Impôt, illettrés : alors, heureux, les sans dents ?

Daniel Schneidermann - - (In)visibilités - 0 commentaires

On n'en a pas fini avec le délicieux décomplexé Emmanuel Macron, ministre de l'Économie et des Gaffes. "Je ne m'en excuserai jamais assez"Après avoir, le matin, évoqué les salariées "pour beaucoup illettrées" de l'abattoir Gad, en Bretagne, et devant l'avalanche de réactions outrées, il est venu dans la journée se défoncer la coulpe à l'Assemblée. "Je ne m'en excuserai jamais assez" : mais de quel crime exactement ? Macron, à bien l'écouter, ne dit pas que son assertion était fausse. Il dit qu'elle était "maladroite". Autrement dit (traduction libre du matinaute) : "J'ai évidemment raison, mais puisqu'il faut s'excuser, dans ce pays, d'appeler les sans-dents par leur nom, alors voilà, prenez-les dans la figure, mes excuses". Combien de temps va-t-il tenir ?

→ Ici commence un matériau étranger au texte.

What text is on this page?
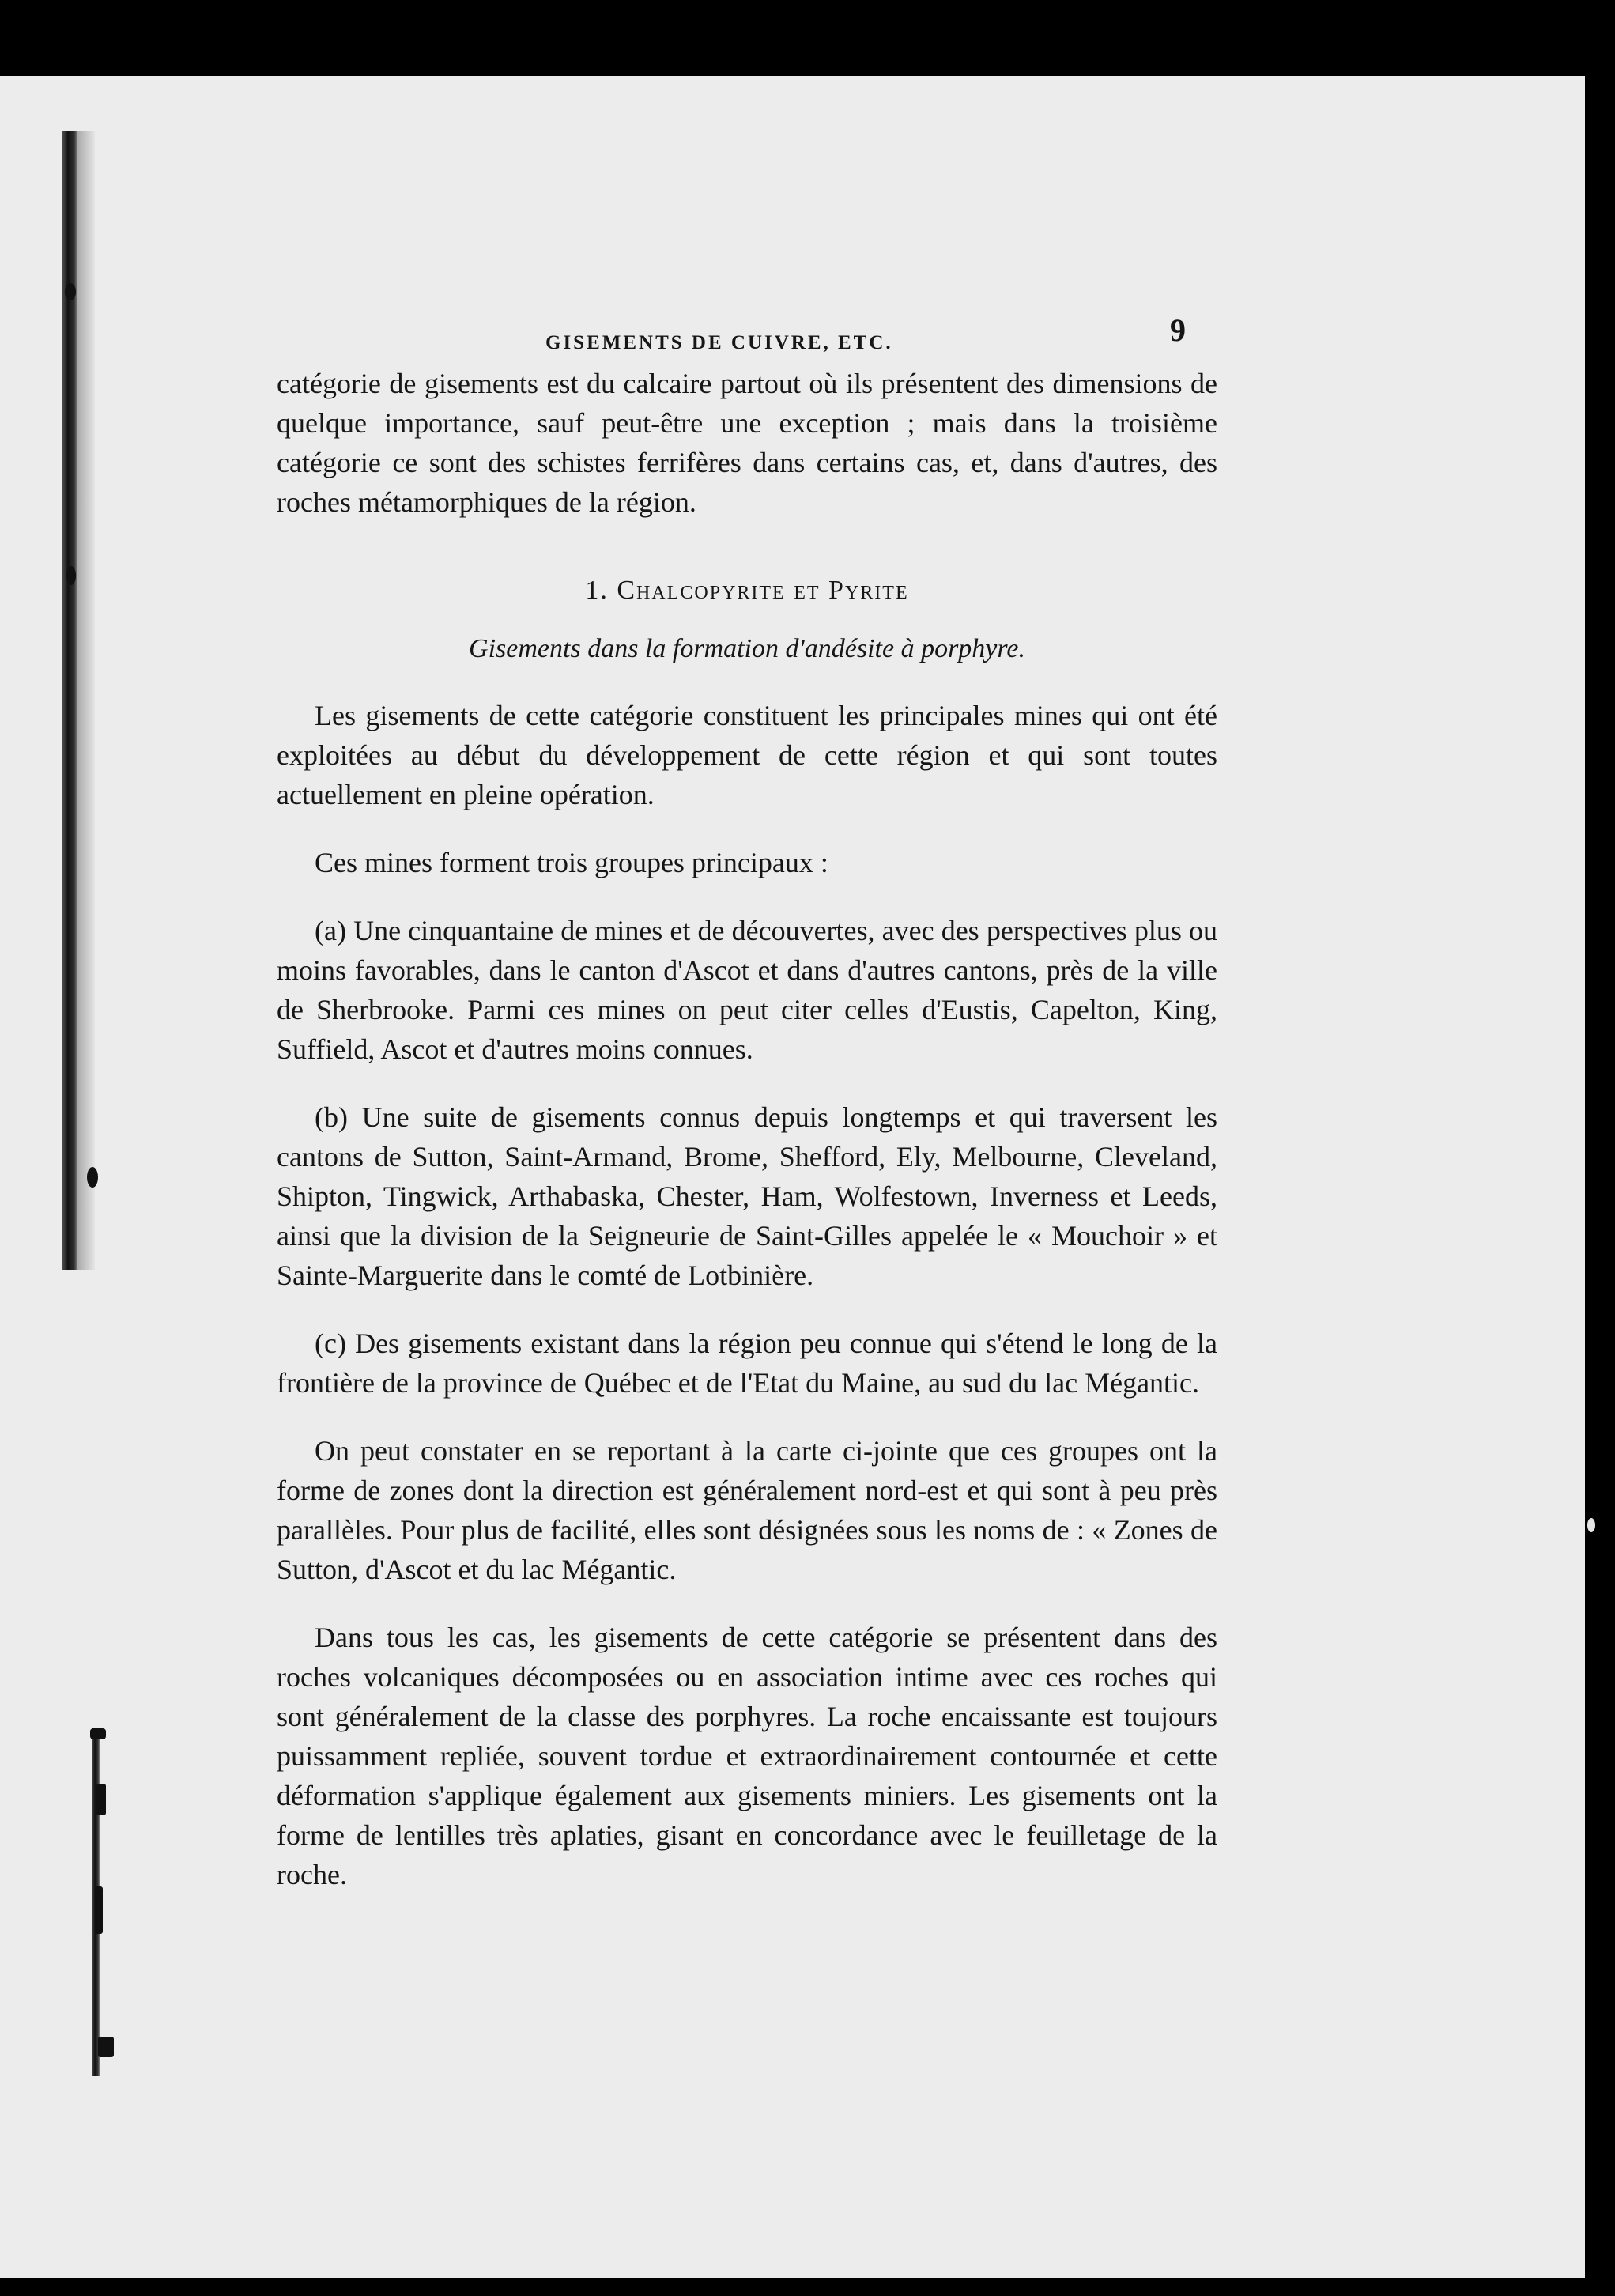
GISEMENTS DE CUIVRE, ETC.	9

catégorie de gisements est du calcaire partout où ils présentent des dimensions de quelque importance, sauf peut-être une exception ; mais dans la troisième catégorie ce sont des schistes ferrifères dans certains cas, et, dans d'autres, des roches métamorphiques de la région.

1. Chalcopyrite et Pyrite
Gisements dans la formation d'andésite à porphyre.

Les gisements de cette catégorie constituent les principales mines qui ont été exploitées au début du développement de cette région et qui sont toutes actuellement en pleine opération.

Ces mines forment trois groupes principaux :

(a) Une cinquantaine de mines et de découvertes, avec des perspectives plus ou moins favorables, dans le canton d'Ascot et dans d'autres cantons, près de la ville de Sherbrooke. Parmi ces mines on peut citer celles d'Eustis, Capelton, King, Suffield, Ascot et d'autres moins connues.

(b) Une suite de gisements connus depuis longtemps et qui traversent les cantons de Sutton, Saint-Armand, Brome, Shefford, Ely, Melbourne, Cleveland, Shipton, Tingwick, Arthabaska, Chester, Ham, Wolfestown, Inverness et Leeds, ainsi que la division de la Seigneurie de Saint-Gilles appelée le « Mouchoir » et Sainte-Marguerite dans le comté de Lotbinière.

(c) Des gisements existant dans la région peu connue qui s'étend le long de la frontière de la province de Québec et de l'Etat du Maine, au sud du lac Mégantic.

On peut constater en se reportant à la carte ci-jointe que ces groupes ont la forme de zones dont la direction est généralement nord-est et qui sont à peu près parallèles. Pour plus de facilité, elles sont désignées sous les noms de : « Zones de Sutton, d'Ascot et du lac Mégantic.

Dans tous les cas, les gisements de cette catégorie se présentent dans des roches volcaniques décomposées ou en association intime avec ces roches qui sont généralement de la classe des porphyres. La roche encaissante est toujours puissamment repliée, souvent tordue et extraordinairement contournée et cette déformation s'applique également aux gisements miniers. Les gisements ont la forme de lentilles très aplaties, gisant en concordance avec le feuilletage de la roche.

La phrase de Macron ne sort pas de nulle part. Dans la journée, le site d'Europe 1, à l'origine en décembre dernier de l'estimation (non sourcée) de 20 % d'illettrés chez Gad, réitérait son estimation, "de source syndicale" cette fois. De source syndicale toujours non précisée : nos propres sources syndicales chez Gad n'ont jamais entendu parler de cette estimation. Au printemps, insistait Le Lab (site appartenant à Europe 1), le ministre Michel Sapin et la sénatrice PS du Finistère Maryvonne Blondin avaient d'ailleurs avancé au Sénat des affirmations comparables. Aucun tollé à l'époque. Il est vrai que c'était dans le confortable huis-clos de fait d'un débat sur la formation professionnelle au Sénat. Il est vrai que ce n'était pas Macron. Comme quoi le potentiel explosif d'une information dépend étroitement du lieu, et du locuteur. Ce qu'on savait déjà.

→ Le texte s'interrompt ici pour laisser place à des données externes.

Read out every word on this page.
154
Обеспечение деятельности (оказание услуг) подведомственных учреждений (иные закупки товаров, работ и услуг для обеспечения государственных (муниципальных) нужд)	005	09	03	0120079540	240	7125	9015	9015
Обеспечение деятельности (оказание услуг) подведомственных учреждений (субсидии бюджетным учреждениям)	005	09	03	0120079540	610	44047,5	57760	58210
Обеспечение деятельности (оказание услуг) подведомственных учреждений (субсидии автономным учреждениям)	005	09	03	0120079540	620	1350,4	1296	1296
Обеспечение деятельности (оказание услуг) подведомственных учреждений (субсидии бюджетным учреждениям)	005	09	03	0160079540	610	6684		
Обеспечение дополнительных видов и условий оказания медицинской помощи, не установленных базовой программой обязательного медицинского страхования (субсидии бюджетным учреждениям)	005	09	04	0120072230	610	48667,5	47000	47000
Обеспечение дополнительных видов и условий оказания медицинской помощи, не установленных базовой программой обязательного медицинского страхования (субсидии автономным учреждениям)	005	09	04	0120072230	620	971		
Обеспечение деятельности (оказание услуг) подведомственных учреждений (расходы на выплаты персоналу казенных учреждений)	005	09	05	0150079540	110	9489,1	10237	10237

Michel Sapin, ministre du travail, chez Gad, le 23 novembre 2013. Les salariés l'avaient obligé à les rencontrer.

Propos faux ou propos maladroits ? Si c'est vrai, pourquoi ne pas le reconnaître surtout, comme Macron, dans une phrase censée venir à la rescousse des salariés sans permis de conduire, refusant des réaffectations trop éloignées de leur domicile ? Question qui se subdivise en deux : est-il décent, est-il utile de le dire ? Au 20 Heures, France 2 était à la sortie des abattoirs, donnant la parole à des ouvrières outrées. "Nous au moins, on paie nos impôts", disait l'une, en une amicale salutation à l'ex-ministre (et toujours député) Thomas Thévenoud.

Les impôts, donc. Au même moment où Macron trébuchait sur les ouvrières des abattoirs, Valls annonçait la suppression de la première tranche de l'impôt sur le revenu. Subrepticement, à la fin de la matinale de France Inter. Ah oui les gars, j'allais oublier de vous dire, on supprime la première tranche de l'impôt. Alors, heureux, les sans-dents ? Comment la mesure, apparemment annoncée sans qu'il en ait prévenu aucun de ses ministres, sera-t-elle financée ? Par une hausse de l'impôt des plus riches ? Oui. Non. Peut-être. On va voir. On va étudier. Ce qui est certain, c'est "qu'il n'y aura pas de perdant". Apparemment, et sans trop vouloir s'avancer, on peut constater que ce pouvoir a comme un problème avec le peuple.